Move Forward With Worldbuilding - Worldbuilding has it challenges, believe me. You don't want to write a chapter on how an airship works only to have to cut it later. But you should still try to flesh out your world, and you should do so with the perspective of how to use that worldbuilding to your benefit. Maybe a critical scene hinges on the main characters knowing how that airship works, or that lake your main character often stares at is the setting of the big Act 3 Boat Battle. The weather can play into both perspective and emotions. Knowing what the main character's house and car looks like can reflect a lot on their personal character or backstory.
When you're struggling with a scene or a chapter, rather than writing filler, take a few steps back and think. What can you establish with your worldbuilding? What can you reveal about your characters through their dialogue and actions?
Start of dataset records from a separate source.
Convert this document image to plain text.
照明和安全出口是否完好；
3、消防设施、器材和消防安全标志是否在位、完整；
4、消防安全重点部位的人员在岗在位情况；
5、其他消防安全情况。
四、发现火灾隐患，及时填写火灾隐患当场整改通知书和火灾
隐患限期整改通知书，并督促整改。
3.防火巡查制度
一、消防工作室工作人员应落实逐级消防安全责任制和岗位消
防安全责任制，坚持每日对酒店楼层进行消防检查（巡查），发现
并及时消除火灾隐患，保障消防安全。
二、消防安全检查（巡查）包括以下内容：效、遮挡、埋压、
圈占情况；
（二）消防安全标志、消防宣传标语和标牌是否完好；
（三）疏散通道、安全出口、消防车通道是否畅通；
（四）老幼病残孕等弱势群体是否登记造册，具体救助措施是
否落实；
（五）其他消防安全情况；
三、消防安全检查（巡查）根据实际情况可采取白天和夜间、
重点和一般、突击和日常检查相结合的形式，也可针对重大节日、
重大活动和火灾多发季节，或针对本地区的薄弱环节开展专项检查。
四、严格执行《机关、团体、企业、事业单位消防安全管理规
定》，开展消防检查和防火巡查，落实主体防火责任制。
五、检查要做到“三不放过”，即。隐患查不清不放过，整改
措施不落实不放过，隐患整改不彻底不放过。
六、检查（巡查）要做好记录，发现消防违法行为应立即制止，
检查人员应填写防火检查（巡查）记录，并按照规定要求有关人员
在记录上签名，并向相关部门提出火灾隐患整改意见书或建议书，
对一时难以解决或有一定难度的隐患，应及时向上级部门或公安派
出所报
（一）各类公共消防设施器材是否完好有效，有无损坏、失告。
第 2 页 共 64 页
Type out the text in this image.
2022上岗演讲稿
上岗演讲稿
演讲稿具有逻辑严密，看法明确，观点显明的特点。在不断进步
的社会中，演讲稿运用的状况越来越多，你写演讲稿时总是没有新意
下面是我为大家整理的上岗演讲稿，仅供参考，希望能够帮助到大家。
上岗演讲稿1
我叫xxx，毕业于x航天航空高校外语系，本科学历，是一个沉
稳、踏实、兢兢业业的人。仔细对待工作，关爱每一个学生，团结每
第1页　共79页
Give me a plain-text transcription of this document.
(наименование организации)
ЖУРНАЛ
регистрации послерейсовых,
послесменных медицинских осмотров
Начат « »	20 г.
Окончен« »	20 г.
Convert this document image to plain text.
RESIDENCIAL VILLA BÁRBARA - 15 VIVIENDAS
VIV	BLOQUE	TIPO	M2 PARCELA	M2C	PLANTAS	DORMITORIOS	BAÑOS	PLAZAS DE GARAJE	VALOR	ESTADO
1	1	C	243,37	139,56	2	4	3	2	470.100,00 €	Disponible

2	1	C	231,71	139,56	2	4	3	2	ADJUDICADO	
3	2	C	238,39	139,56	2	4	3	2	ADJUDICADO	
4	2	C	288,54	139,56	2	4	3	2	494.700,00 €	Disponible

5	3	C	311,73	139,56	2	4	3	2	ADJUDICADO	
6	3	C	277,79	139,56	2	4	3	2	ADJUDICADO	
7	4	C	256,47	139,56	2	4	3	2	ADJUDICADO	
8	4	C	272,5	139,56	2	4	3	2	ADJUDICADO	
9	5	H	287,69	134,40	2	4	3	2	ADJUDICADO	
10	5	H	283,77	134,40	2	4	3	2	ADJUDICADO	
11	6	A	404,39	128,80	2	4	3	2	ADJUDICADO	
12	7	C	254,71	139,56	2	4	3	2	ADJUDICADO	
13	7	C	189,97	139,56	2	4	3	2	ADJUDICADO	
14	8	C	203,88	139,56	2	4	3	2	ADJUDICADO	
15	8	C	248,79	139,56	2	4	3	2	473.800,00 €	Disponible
What subplot could you explore or add in these between moments?
Filler from a fandom perspective - Now let me make this clear - if you're writing a fanfic just to have a cute moment between the characters you like, or you really want to force everyone to do that weird Twilight baseball scene, that's fine. You don't need a grand goal to achieve for every story, there's no need to justify your fanwork in any way other than you wanted to do it.
But I'd also argue fanwork doesn't fall under the filler label either - something you create, be it a character snapshot or a 'what if the gang meets Slenderman' parody, isn't taking up meaningless space. It's something fun you did that you and others enjoy, and there's nothing wasteful or pointless about that.